Private Placement of Securities: Investment banks facilitate private placements of securities, where companies raise capital from a select group of investors instead of going public. They help companies find suitable investors, negotiate deal terms, and structure transactions.

Debt Financing: Investment banks assist companies in raising capital through debt financing by issuing bonds or securing loans. They help companies determine the optimal debt structure, negotiate terms with lenders, and underwrite debt offerings.

Financial Restructuring and Advisory: Investment banks provide advisory services to companies facing financial distress. They help develop restructuring plans, negotiate with creditors, and raise additional capital to improve financial stability.

Valuation and Fairness Opinions: Investment banks provide independent valuations of companies and assets for various purposes, including M&A transactions, financial reporting, and litigation. They also offer fairness opinions, which assess whether the terms of a proposed transaction are fair to all parties involved.

How Investment Banks Make Money

Investment banks generate revenue through various means.

Underwriting fees: Investment banks charge fees for underwriting securities based on the offering's size and complexity, compensating them for the risk of guaranteeing sales.

Advisory Fees: For M&A and financial restructuring, fees are based on transaction value, deal complexity, and time spent on the services.

Trading Profits: Investment banks engage in proprietary trading to generate profits by buying and selling securities for their own accounts, which carries inherent risks.

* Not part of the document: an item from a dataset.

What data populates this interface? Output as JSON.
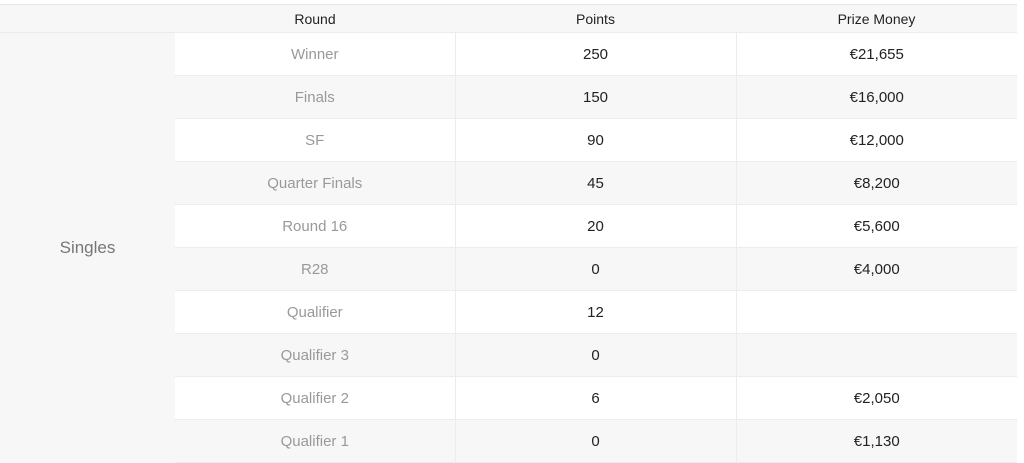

  • The Indian investment banking market is set to reach an estimated market size of US$ 2.5-3 bn by 2026 at a CAGR of 12-15% over the next 5 years.
  • FY24 was a successful year for Initial Public Offerings (IPOs) and Qualified Institutional Placements (QIPs), showcasing significant trends. A total of 75 mainboard public issues were launched during this period, raising Rs 619 bn. In comparison, 37 IPOs were launched in FY23, which raised Rs 512 bn.
  • Similarly fundraising through the QIP route reached Rs 781 bn in FY24 which was way higher than Rs 102 bn mopped up in the preceding financial year. This included fund mobilisation by REITs and infrastructure investment trusts through the QIP mode.
  • ICICI securities managed 31 IPOs (including REITs and InvITs) in FY24, achieving a market share of 42.3% in terms of issue size. The company ranked first in India for raising capital in terms of both funds raised and number of deals.

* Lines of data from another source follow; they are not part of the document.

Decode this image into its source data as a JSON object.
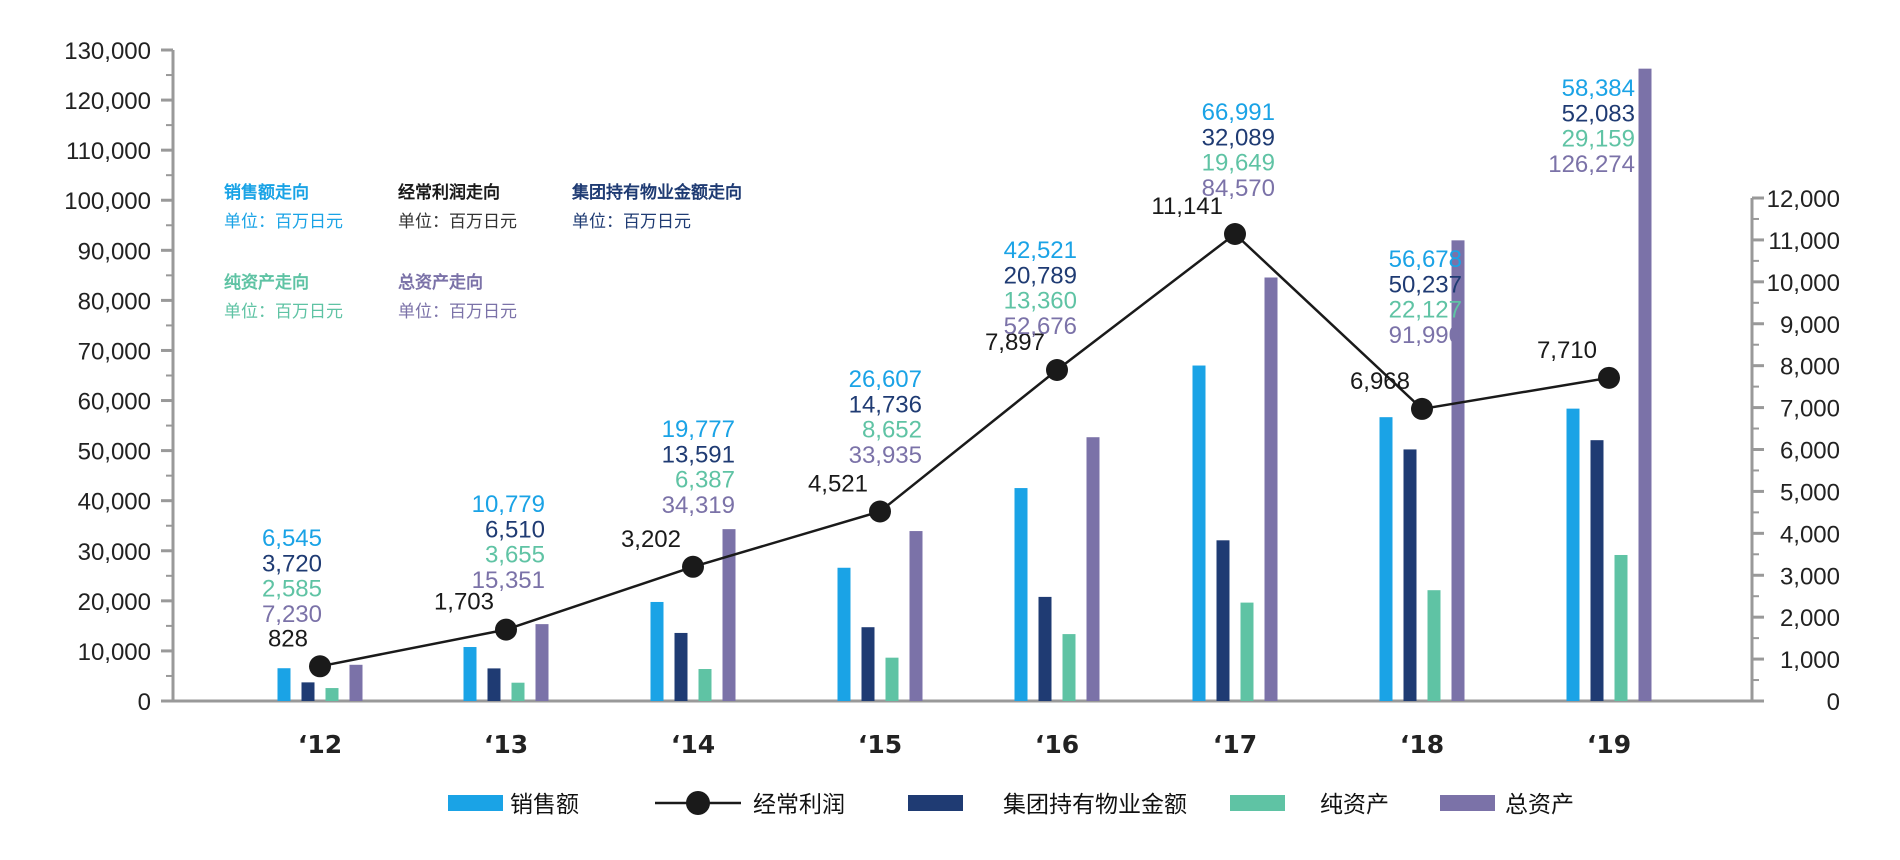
{
  "chart_data": {
    "type": "bar",
    "categories": [
      "‘12",
      "‘13",
      "‘14",
      "‘15",
      "‘16",
      "‘17",
      "‘18",
      "‘19"
    ],
    "left_axis": {
      "ylim": [
        0,
        130000
      ],
      "ticks": [
        0,
        10000,
        20000,
        30000,
        40000,
        50000,
        60000,
        70000,
        80000,
        90000,
        100000,
        110000,
        120000,
        130000
      ],
      "tick_labels": [
        "0",
        "10,000",
        "20,000",
        "30,000",
        "40,000",
        "50,000",
        "60,000",
        "70,000",
        "80,000",
        "90,000",
        "100,000",
        "110,000",
        "120,000",
        "130,000"
      ]
    },
    "right_axis": {
      "ylim": [
        0,
        12000
      ],
      "ticks": [
        0,
        1000,
        2000,
        3000,
        4000,
        5000,
        6000,
        7000,
        8000,
        9000,
        10000,
        11000,
        12000
      ],
      "tick_labels": [
        "0",
        "1,000",
        "2,000",
        "3,000",
        "4,000",
        "5,000",
        "6,000",
        "7,000",
        "8,000",
        "9,000",
        "10,000",
        "11,000",
        "12,000"
      ]
    },
    "series": [
      {
        "name": "销售额",
        "kind": "bar",
        "axis": "left",
        "color": "#1aa3e6",
        "values": [
          6545,
          10779,
          19777,
          26607,
          42521,
          66991,
          56678,
          58384
        ],
        "value_labels": [
          "6,545",
          "10,779",
          "19,777",
          "26,607",
          "42,521",
          "66,991",
          "56,678",
          "58,384"
        ]
      },
      {
        "name": "集团持有物业金额",
        "kind": "bar",
        "axis": "left",
        "color": "#1f3b73",
        "values": [
          3720,
          6510,
          13591,
          14736,
          20789,
          32089,
          50237,
          52083
        ],
        "value_labels": [
          "3,720",
          "6,510",
          "13,591",
          "14,736",
          "20,789",
          "32,089",
          "50,237",
          "52,083"
        ]
      },
      {
        "name": "纯资产",
        "kind": "bar",
        "axis": "left",
        "color": "#5fc3a4",
        "values": [
          2585,
          3655,
          6387,
          8652,
          13360,
          19649,
          22127,
          29159
        ],
        "value_labels": [
          "2,585",
          "3,655",
          "6,387",
          "8,652",
          "13,360",
          "19,649",
          "22,127",
          "29,159"
        ]
      },
      {
        "name": "总资产",
        "kind": "bar",
        "axis": "left",
        "color": "#7b72a8",
        "values": [
          7230,
          15351,
          34319,
          33935,
          52676,
          84570,
          91990,
          126274
        ],
        "value_labels": [
          "7,230",
          "15,351",
          "34,319",
          "33,935",
          "52,676",
          "84,570",
          "91,990",
          "126,274"
        ]
      },
      {
        "name": "经常利润",
        "kind": "line",
        "axis": "right",
        "color": "#1a1a1a",
        "values": [
          828,
          1703,
          3202,
          4521,
          7897,
          11141,
          6968,
          7710
        ],
        "value_labels": [
          "828",
          "1,703",
          "3,202",
          "4,521",
          "7,897",
          "11,141",
          "6,968",
          "7,710"
        ]
      }
    ],
    "legend": {
      "position": "bottom",
      "items": [
        {
          "label": "销售额",
          "marker": "bar",
          "color": "#1aa3e6"
        },
        {
          "label": "经常利润",
          "marker": "line-dot",
          "color": "#1a1a1a"
        },
        {
          "label": "集团持有物业金额",
          "marker": "bar",
          "color": "#1f3b73"
        },
        {
          "label": "纯资产",
          "marker": "bar",
          "color": "#5fc3a4"
        },
        {
          "label": "总资产",
          "marker": "bar",
          "color": "#7b72a8"
        }
      ]
    },
    "grid": false
  },
  "notes": [
    {
      "title": "销售额走向",
      "unit": "单位：百万日元",
      "color": "#1aa3e6"
    },
    {
      "title": "经常利润走向",
      "unit": "单位：百万日元",
      "color": "#1a1a1a",
      "unit_color": "#333333"
    },
    {
      "title": "集团持有物业金额走向",
      "unit": "单位：百万日元",
      "color": "#1f3b73"
    },
    {
      "title": "纯资产走向",
      "unit": "单位：百万日元",
      "color": "#5fc3a4"
    },
    {
      "title": "总资产走向",
      "unit": "单位：百万日元",
      "color": "#7b72a8"
    }
  ]
}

Porter's Five Forces Analysis of the Investment Banking Industry

Threat of new entrants (moderate to high): The low barriers to entry and the fragmented nature of the industry keep the field open for various players.

Bargaining power of buyers (moderate to high): A large number of players ensure sufficient bargaining power with buyers.

Bargaining power of suppliers (moderate): Suppliers, including personnel, technology providers, and data sources, hold some bargaining power due to competition for experienced professionals. However, the size and financial strength of major investment banks may diminish this power.

Threat of substitute products or services (moderate): While certain aspects of investment banking, like basic trading services, might face competition from discount brokers or online platforms, complex financial advisory services often lack readily available substitutes. However, a subset of services can be disrupted such as private placements making threat of substitute moderate.

Competitive rivalry (high): Intense competition within the investment banking industry, both from established players and new entrants. This rivalry is evident in the pricing pressure, the focus on customer satisfaction, and the need to develop unique value propositions.

Conclusion

The Indian capital market is undergoing a period of significant transformation driven by robust growth, technological innovation, and disruption across various service areas.

The exponential growth in demat accounts highlights increasing investor participation and financialization of savings in India. This makes the capital market play a decadal theme.

The sector needs to prioritize enhancing market access, fostering innovation, and strengthening collaboration between regulators and industry participants to maintain its global competitiveness.